Os marketplaces são uma das principais tendências de crescimento do comércio e refletem mudanças significativas nos hábitos de consumo. Segundo um estudo de 2023 da Boston Consulting Group, o e-commerce representará 41% das vendas globais de retalho até 2027. Nesse contexto, a BIGhub identifica os erros mais frequentes dos comerciantes nos marketplaces e aponta soluções.
1. Conhecimento pouco aprofundado sobre o funcionamento dos marketplaces
Cada plataforma tem as suas regras, comissões, público-alvo, reputação e procedimentos.

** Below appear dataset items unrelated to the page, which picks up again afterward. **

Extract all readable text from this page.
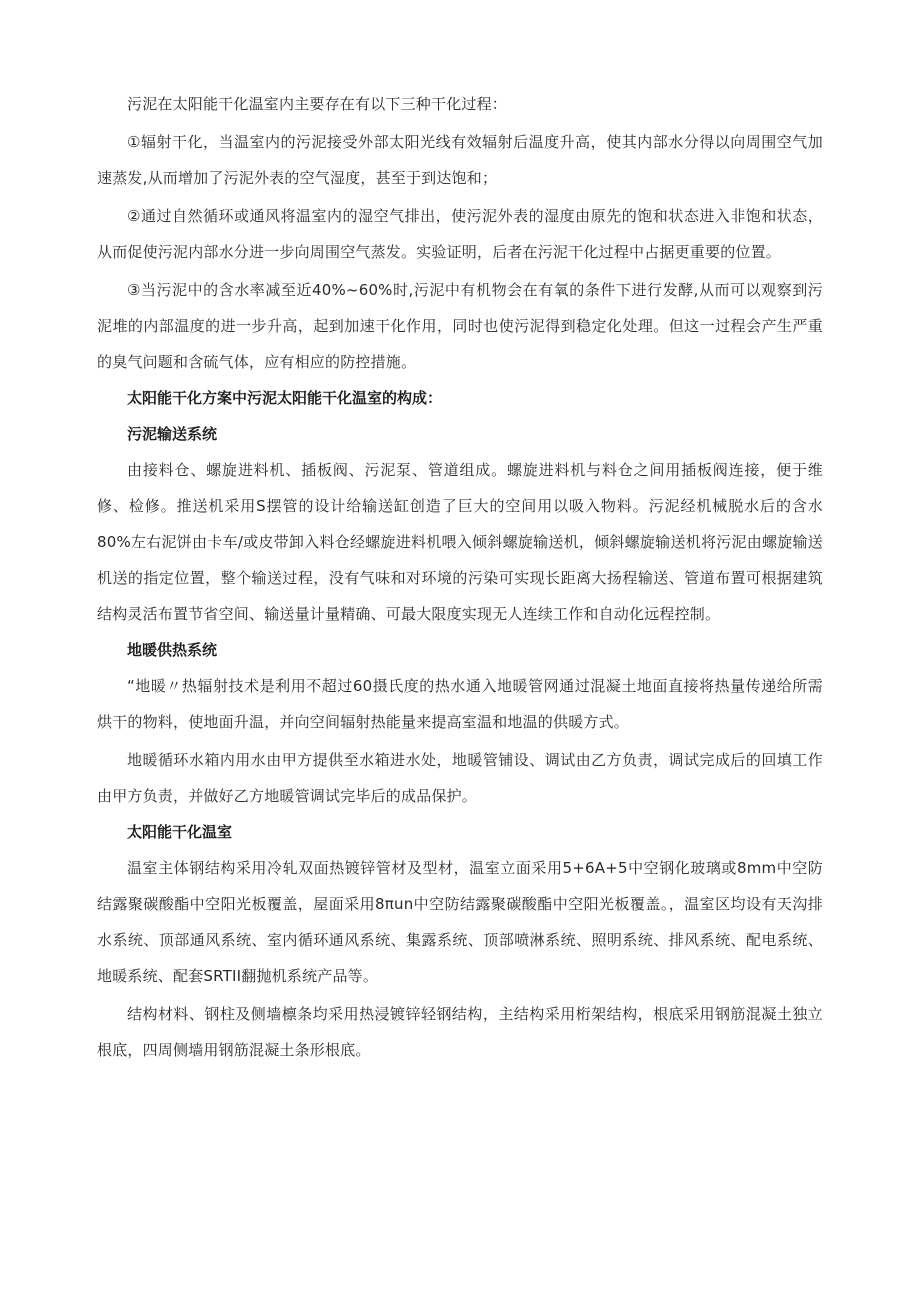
污泥在太阳能干化温室内主要存在有以下三种干化过程：

①辐射干化，当温室内的污泥接受外部太阳光线有效辐射后温度升高，使其内部水分得以向周围空气加速蒸发,从而增加了污泥外表的空气湿度，甚至于到达饱和；

②通过自然循环或通风将温室内的湿空气排出，使污泥外表的湿度由原先的饱和状态进入非饱和状态，从而促使污泥内部水分进一步向周围空气蒸发。实验证明，后者在污泥干化过程中占据更重要的位置。

③当污泥中的含水率减至近40%~60%时,污泥中有机物会在有氧的条件下进行发酵,从而可以观察到污泥堆的内部温度的进一步升高，起到加速干化作用，同时也使污泥得到稳定化处理。但这一过程会产生严重的臭气问题和含硫气体，应有相应的防控措施。

太阳能干化方案中污泥太阳能干化温室的构成：

污泥输送系统

由接料仓、螺旋进料机、插板阀、污泥泵、管道组成。螺旋进料机与料仓之间用插板阀连接，便于维修、检修。推送机采用S摆管的设计给输送缸创造了巨大的空间用以吸入物料。污泥经机械脱水后的含水80%左右泥饼由卡车/或皮带卸入料仓经螺旋进料机喂入倾斜螺旋输送机，倾斜螺旋输送机将污泥由螺旋输送机送的指定位置，整个输送过程，没有气味和对环境的污染可实现长距离大扬程输送、管道布置可根据建筑结构灵活布置节省空间、输送量计量精确、可最大限度实现无人连续工作和自动化远程控制。

地暖供热系统

“地暖〃热辐射技术是利用不超过60摄氏度的热水通入地暖管网通过混凝土地面直接将热量传递给所需烘干的物料，使地面升温，并向空间辐射热能量来提高室温和地温的供暖方式。

地暖循环水箱内用水由甲方提供至水箱进水处，地暖管铺设、调试由乙方负责，调试完成后的回填工作由甲方负责，并做好乙方地暖管调试完毕后的成品保护。

太阳能干化温室

温室主体钢结构采用冷轧双面热镀锌管材及型材，温室立面采用5+6A+5中空钢化玻璃或8mm中空防结露聚碳酸酯中空阳光板覆盖，屋面采用8πun中空防结露聚碳酸酯中空阳光板覆盖。，温室区均设有天沟排水系统、顶部通风系统、室内循环通风系统、集露系统、顶部喷淋系统、照明系统、排风系统、配电系统、地暖系统、配套SRTII翻抛机系统产品等。

结构材料、钢柱及侧墙檩条均采用热浸镀锌轻钢结构，主结构采用桁架结构，根底采用钢筋混凝土独立根底，四周侧墙用钢筋混凝土条形根底。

Iniciar as vendas online sem analisar previamente qual o melhor marketplace para determinado produto pode prejudicar o negócio, gerando problemas de logística ou até a suspensão de contas.
É essencial compreender o funcionamento de cada plataforma através da leitura atenta dos contratos, do conhecimento das condições de pagamento e da adaptação do processo de venda às exigências específicas de cada marketplace.
2. Seleção de um único marketplace
Perante a complexidade de cada plataforma, muitas empresas optam por apostar apenas numa. A decisão limita o sucesso do negócio: diversificar canais permite alcançar novos públicos, reduzir riscos e aumentar a notoriedade dos produtos.
A seleção de diferentes marketplaces deve ser acompanhada de boa gestão de stocks e de alinhamento entre plataformas, em preços e envios, para manter a reputação da empresa.
3. Lacunas na qualidade do serviço
No e-commerce, o destaque está na qualidade do serviço e da experiência. Não responder a dúvidas dos clientes ou atrasar envios aumenta as reclamações e afeta a reputação. Acompanhar o processo com inquéritos de satisfação e avaliações da experiência pode fazer a diferença.
Muitos comerciantes integram os seus negócios nos marketplaces com grandes expetativas, sem considerar os desafios associados a este processo de transição digital
Rúben Lamy, CEO da BIGhub
Conclusão
Conhecer as regras de cada plataforma, diversificar canais e cuidar da experiência de compra são os três eixos que separam uma presença estratégica em marketplaces de uma operação vulnerável.